Goldmann was affiliated with the General Zionists political party, the largest party in the opposition at the time and the predecessor of today's Likud party. As a member of the party, he believed in the importance of peace agreements between Israel and its neighbors, and was convinced that Ben-Gurion did not work hard enough to achieve them. In July, 1953, the Foreign Ministry went out of its way to deny allegations by various news outlets that Goldmann was negotiating "with Arabs." One must note that whether or not such negotiations took place, his rumored work did not lead to any real negotiations and certainly not to any peace agreements.

After the Six-Day War, Goldmann came out vocally against the general euphoria that prevailed in Israel, urging Israeli leadership to strive for peace agreements with the neighboring Arab countries. At the time, he was seen as a statesman overstepping his authority from high on up in the seat of Zionist Movement president. The Labor Party was not prepared for him to remain in his role, and in 1968, Goldmann decided not to run for another term. He frequently visited Israel but he chose to reside in Switzerland, where he was granted citizenship. Although he considered himself a Zionist, he was ready to tell anyone who would listen that the Zionist solution is not the only possible solution and that it was important for Israel that there be a vibrant non-assimilated Jewish Diaspora.

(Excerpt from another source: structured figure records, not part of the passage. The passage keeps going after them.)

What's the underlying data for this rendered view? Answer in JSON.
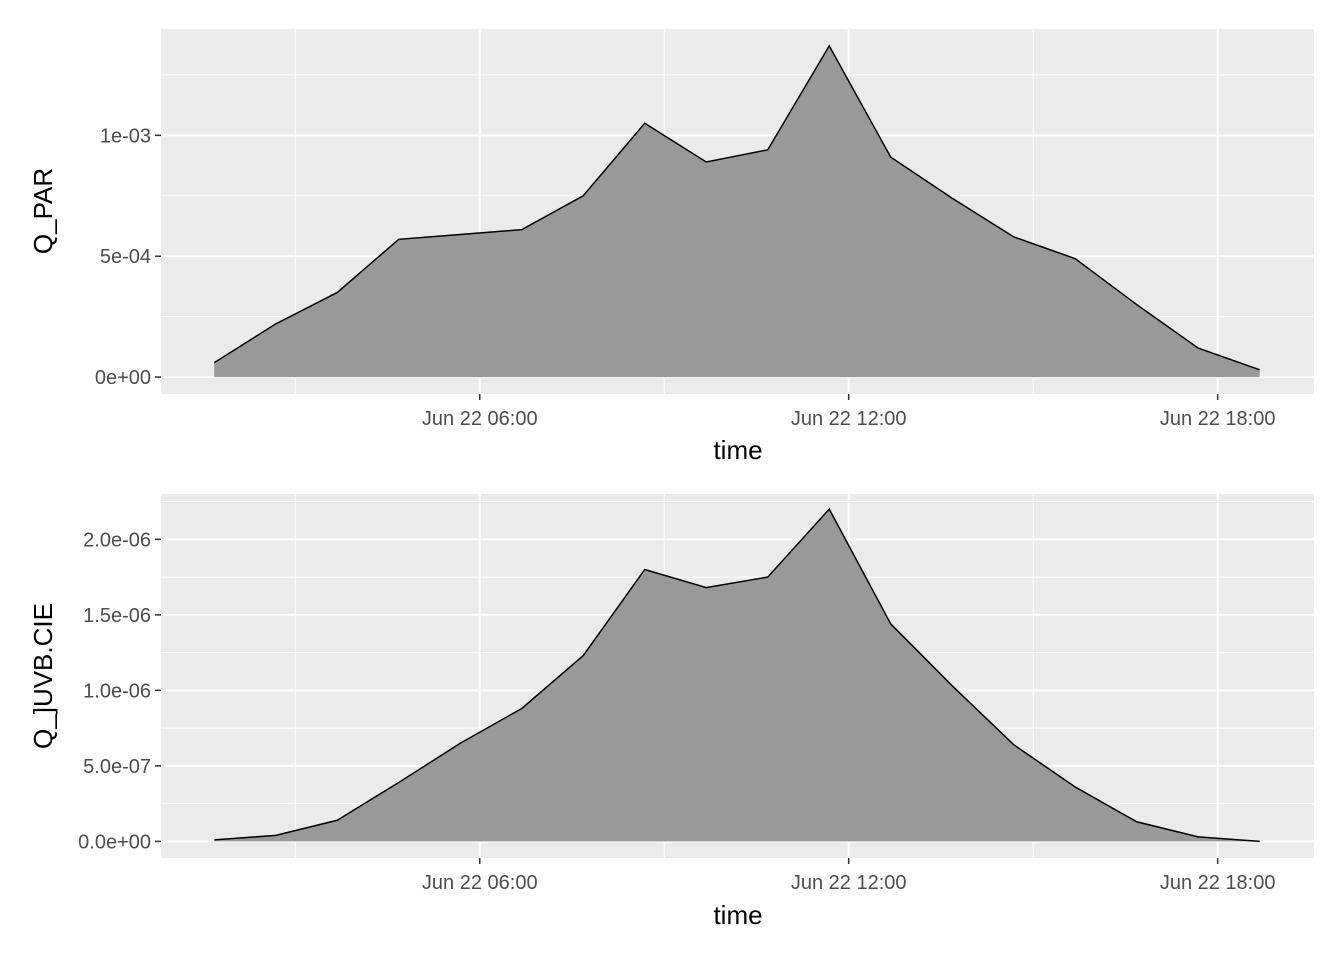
{
  "chart_data": [
    {
      "type": "area",
      "xlabel": "time",
      "ylabel": "Q_PAR",
      "x": [
        "2021-06-22T01:41",
        "2021-06-22T02:41",
        "2021-06-22T03:41",
        "2021-06-22T04:41",
        "2021-06-22T05:41",
        "2021-06-22T06:41",
        "2021-06-22T07:41",
        "2021-06-22T08:41",
        "2021-06-22T09:41",
        "2021-06-22T10:41",
        "2021-06-22T11:41",
        "2021-06-22T12:41",
        "2021-06-22T13:41",
        "2021-06-22T14:41",
        "2021-06-22T15:41",
        "2021-06-22T16:41",
        "2021-06-22T17:41",
        "2021-06-22T18:41"
      ],
      "values": [
        6e-05,
        0.00022,
        0.00035,
        0.00057,
        0.00059,
        0.00061,
        0.00075,
        0.00105,
        0.00089,
        0.00094,
        0.00137,
        0.00091,
        0.00074,
        0.00058,
        0.00049,
        0.0003,
        0.00012,
        3e-05
      ],
      "xlim": [
        "2021-06-22T00:49",
        "2021-06-22T19:34"
      ],
      "ylim": [
        -7e-05,
        0.00144
      ],
      "xticks": [
        "2021-06-22T06:00",
        "2021-06-22T12:00",
        "2021-06-22T18:00"
      ],
      "xtick_labels": [
        "Jun 22 06:00",
        "Jun 22 12:00",
        "Jun 22 18:00"
      ],
      "yticks": [
        0,
        0.0005,
        0.001
      ],
      "ytick_labels": [
        "0e+00",
        "5e-04",
        "1e-03"
      ],
      "fill_color": "#999999",
      "line_color": "#000000",
      "panel_color": "#ebebeb",
      "grid": true
    },
    {
      "type": "area",
      "xlabel": "time",
      "ylabel": "Q_]UVB.CIE",
      "x": [
        "2021-06-22T01:41",
        "2021-06-22T02:41",
        "2021-06-22T03:41",
        "2021-06-22T04:41",
        "2021-06-22T05:41",
        "2021-06-22T06:41",
        "2021-06-22T07:41",
        "2021-06-22T08:41",
        "2021-06-22T09:41",
        "2021-06-22T10:41",
        "2021-06-22T11:41",
        "2021-06-22T12:41",
        "2021-06-22T13:41",
        "2021-06-22T14:41",
        "2021-06-22T15:41",
        "2021-06-22T16:41",
        "2021-06-22T17:41",
        "2021-06-22T18:41"
      ],
      "values": [
        1e-08,
        4e-08,
        1.4e-07,
        3.9e-07,
        6.5e-07,
        8.8e-07,
        1.23e-06,
        1.8e-06,
        1.68e-06,
        1.75e-06,
        2.2e-06,
        1.44e-06,
        1.03e-06,
        6.4e-07,
        3.6e-07,
        1.3e-07,
        3e-08,
        0
      ],
      "xlim": [
        "2021-06-22T00:49",
        "2021-06-22T19:34"
      ],
      "ylim": [
        -1.1e-07,
        2.3e-06
      ],
      "xticks": [
        "2021-06-22T06:00",
        "2021-06-22T12:00",
        "2021-06-22T18:00"
      ],
      "xtick_labels": [
        "Jun 22 06:00",
        "Jun 22 12:00",
        "Jun 22 18:00"
      ],
      "yticks": [
        0,
        5e-07,
        1e-06,
        1.5e-06,
        2e-06
      ],
      "ytick_labels": [
        "0.0e+00",
        "5.0e-07",
        "1.0e-06",
        "1.5e-06",
        "2.0e-06"
      ],
      "fill_color": "#999999",
      "line_color": "#000000",
      "panel_color": "#ebebeb",
      "grid": true
    }
  ]
}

After being released from his official Zionist role, Goldmann gained the freedom to engage in informal diplomacy, culminating in the infamous 1970 meeting with Egyptian President Gamel Abdel Nasser that never transpired. Goldmann was 75-years old at the time and was still serving as the head of the World Jewish Congress.

The story of the meeting that never happened elicited a lot of media attention. It seemed that Goldmann had accepted an invitation from Nasser, who wanted to test out a peace initiative with Israel. The preconditions of the meeting were kept totally secret, as well as the approval of then-Prime Minister Golda Meir. Goldmann subsequently met with Meir and expressed his desire to meet with Nasser. When Meir was later asked if she hadn't been worried that she was passing up an opportunity for peace, she replied that she had never missed an opportunity to pass up an opportunity, explaining that describing Goldmann's initiative as a missed opportunity for peace was absurd, like "flying to the moon."

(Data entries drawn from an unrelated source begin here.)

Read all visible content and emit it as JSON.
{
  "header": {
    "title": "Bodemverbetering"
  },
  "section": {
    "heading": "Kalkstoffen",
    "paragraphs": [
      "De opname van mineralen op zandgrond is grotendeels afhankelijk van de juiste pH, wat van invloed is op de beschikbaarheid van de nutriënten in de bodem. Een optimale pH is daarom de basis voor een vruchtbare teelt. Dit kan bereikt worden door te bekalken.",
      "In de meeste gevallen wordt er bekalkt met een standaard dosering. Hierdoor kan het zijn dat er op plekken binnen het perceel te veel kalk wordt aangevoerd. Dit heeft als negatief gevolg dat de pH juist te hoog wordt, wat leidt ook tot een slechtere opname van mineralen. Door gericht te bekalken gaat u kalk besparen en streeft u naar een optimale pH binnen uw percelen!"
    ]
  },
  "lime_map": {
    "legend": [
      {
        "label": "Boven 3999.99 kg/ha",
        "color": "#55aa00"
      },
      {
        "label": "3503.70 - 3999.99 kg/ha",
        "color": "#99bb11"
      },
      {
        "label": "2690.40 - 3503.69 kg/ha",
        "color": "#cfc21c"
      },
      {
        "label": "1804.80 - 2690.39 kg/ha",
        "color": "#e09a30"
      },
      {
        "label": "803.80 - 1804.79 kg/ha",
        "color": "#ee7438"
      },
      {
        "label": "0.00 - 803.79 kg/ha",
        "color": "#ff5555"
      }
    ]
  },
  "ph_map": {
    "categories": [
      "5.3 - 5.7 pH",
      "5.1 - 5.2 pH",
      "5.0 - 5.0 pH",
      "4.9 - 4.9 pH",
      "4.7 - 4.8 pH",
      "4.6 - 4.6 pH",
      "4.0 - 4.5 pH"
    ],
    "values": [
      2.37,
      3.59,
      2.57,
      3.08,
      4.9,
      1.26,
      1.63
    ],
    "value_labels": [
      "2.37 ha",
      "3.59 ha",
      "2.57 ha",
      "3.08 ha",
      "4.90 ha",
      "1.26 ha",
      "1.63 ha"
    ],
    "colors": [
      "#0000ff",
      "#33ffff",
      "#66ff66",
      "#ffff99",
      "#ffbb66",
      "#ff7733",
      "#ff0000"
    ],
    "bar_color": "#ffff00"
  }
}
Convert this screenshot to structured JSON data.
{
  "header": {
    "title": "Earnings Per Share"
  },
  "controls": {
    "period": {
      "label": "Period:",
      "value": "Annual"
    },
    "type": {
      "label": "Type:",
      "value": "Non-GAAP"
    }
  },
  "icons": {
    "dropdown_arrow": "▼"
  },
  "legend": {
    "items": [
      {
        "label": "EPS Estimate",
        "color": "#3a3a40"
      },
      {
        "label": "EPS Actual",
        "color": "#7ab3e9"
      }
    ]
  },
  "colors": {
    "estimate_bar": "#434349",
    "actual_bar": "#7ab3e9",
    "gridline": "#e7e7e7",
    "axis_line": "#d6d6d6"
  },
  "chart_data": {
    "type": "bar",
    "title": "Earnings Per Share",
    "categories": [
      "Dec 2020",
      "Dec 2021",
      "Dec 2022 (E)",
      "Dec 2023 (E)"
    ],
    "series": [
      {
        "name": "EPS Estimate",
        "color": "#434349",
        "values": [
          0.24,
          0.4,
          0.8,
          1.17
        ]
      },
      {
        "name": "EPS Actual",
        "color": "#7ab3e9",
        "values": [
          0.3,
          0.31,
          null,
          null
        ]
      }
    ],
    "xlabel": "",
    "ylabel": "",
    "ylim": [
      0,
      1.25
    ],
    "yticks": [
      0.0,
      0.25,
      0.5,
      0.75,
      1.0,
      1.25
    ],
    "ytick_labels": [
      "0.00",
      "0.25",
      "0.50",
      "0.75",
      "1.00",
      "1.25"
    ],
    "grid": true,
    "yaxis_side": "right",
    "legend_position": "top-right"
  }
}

Goldmann intended to directly inform Meir but she surprised him. Instead of rejecting or approving the proposal, she simply informed him that the matter would be discussed by the Cabinet. He didn't want that, but she refused to relent. He insisted that it had to be a secret meeting and that if she didn't want him to go, he would respect her wishes, but beseeched her not to bring it before the Cabinet. Meir was insistent, as she always was, and Goldman spoke directly with several ministers in efforts to rally them to his side. Shimon Peres, for example, believed that despite Goldmann's contentious ideas they should allow him to go, but not as a representative of the State of Israel, so as not to miss an opportunity for peace.

On March 29, 1970, a Cabinet meeting was held, after which it was concluded that "the government of Israel would have been open to any initiative on behalf of the Egyptian president to meet and work out issues pertinent to both our nations, when each side is free to choose its representatives. Therefore, in response to Dr. Goldmann's request for government approval of a meeting with Egypt's president, the request is denied."

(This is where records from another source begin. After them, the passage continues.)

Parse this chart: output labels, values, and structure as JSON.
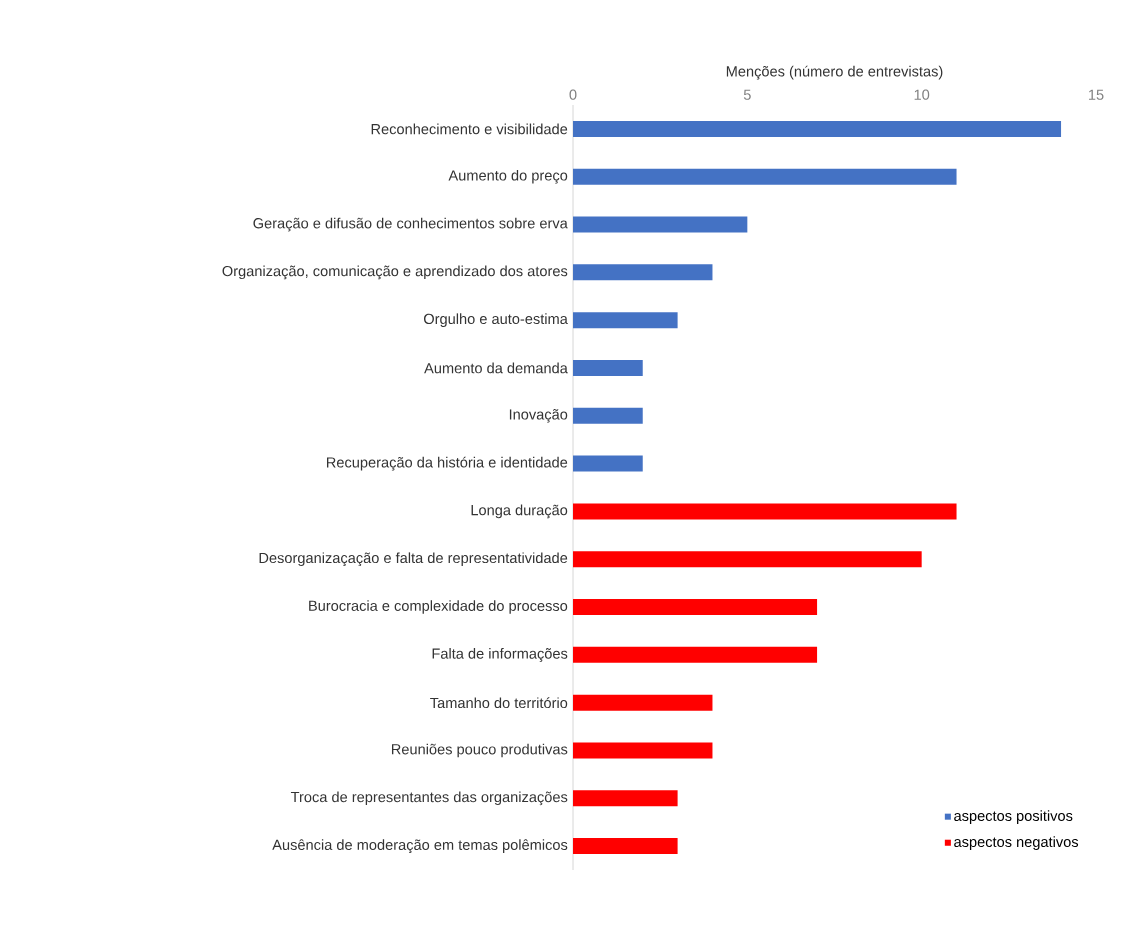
{
  "chart_data": {
    "type": "bar",
    "orientation": "horizontal",
    "xlabel": "Menções (número de entrevistas)",
    "categories": [
      "Reconhecimento e visibilidade",
      "Aumento do preço",
      "Geração e difusão de conhecimentos sobre erva",
      "Organização, comunicação e aprendizado dos atores",
      "Orgulho e auto-estima",
      "Aumento da demanda",
      "Inovação",
      "Recuperação da história e identidade",
      "Longa duração",
      "Desorganizaçação e falta de representatividade",
      "Burocracia e complexidade do processo",
      "Falta de informações",
      "Tamanho do território",
      "Reuniões pouco produtivas",
      "Troca de representantes das organizações",
      "Ausência de moderação em temas polêmicos"
    ],
    "series": [
      {
        "name": "aspectos positivos",
        "color": "#4472c4",
        "values": [
          14,
          11,
          5,
          4,
          3,
          2,
          2,
          2,
          null,
          null,
          null,
          null,
          null,
          null,
          null,
          null
        ]
      },
      {
        "name": "aspectos negativos",
        "color": "#ff0000",
        "values": [
          null,
          null,
          null,
          null,
          null,
          null,
          null,
          null,
          11,
          10,
          7,
          7,
          4,
          4,
          3,
          3
        ]
      }
    ],
    "xlim": [
      0,
      15
    ],
    "xticks": [
      0,
      5,
      10,
      15
    ],
    "grid": false,
    "legend": "bottom right"
  }
}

Following the publication of this decision, journalist Haim Guri wrote in the daily newspaper Davar that Goldmann was an old adventurous attention monger. A subsequent survey revealed that 65 percent of Israelis supported the government's decision, while only 35% supported Goldmann. Yitzhak Rabin demanded that Goldmann's diplomatic passport be revoked. A month later, Goldmann left Israel.

In an interview with Goldman, he was asked if he was disappointed by the rejection. He gave a typically Goldmann response: "My life is not limited to politics. I would rather be at the Salzburg Festival and read a good book. Politics is not my livelihood."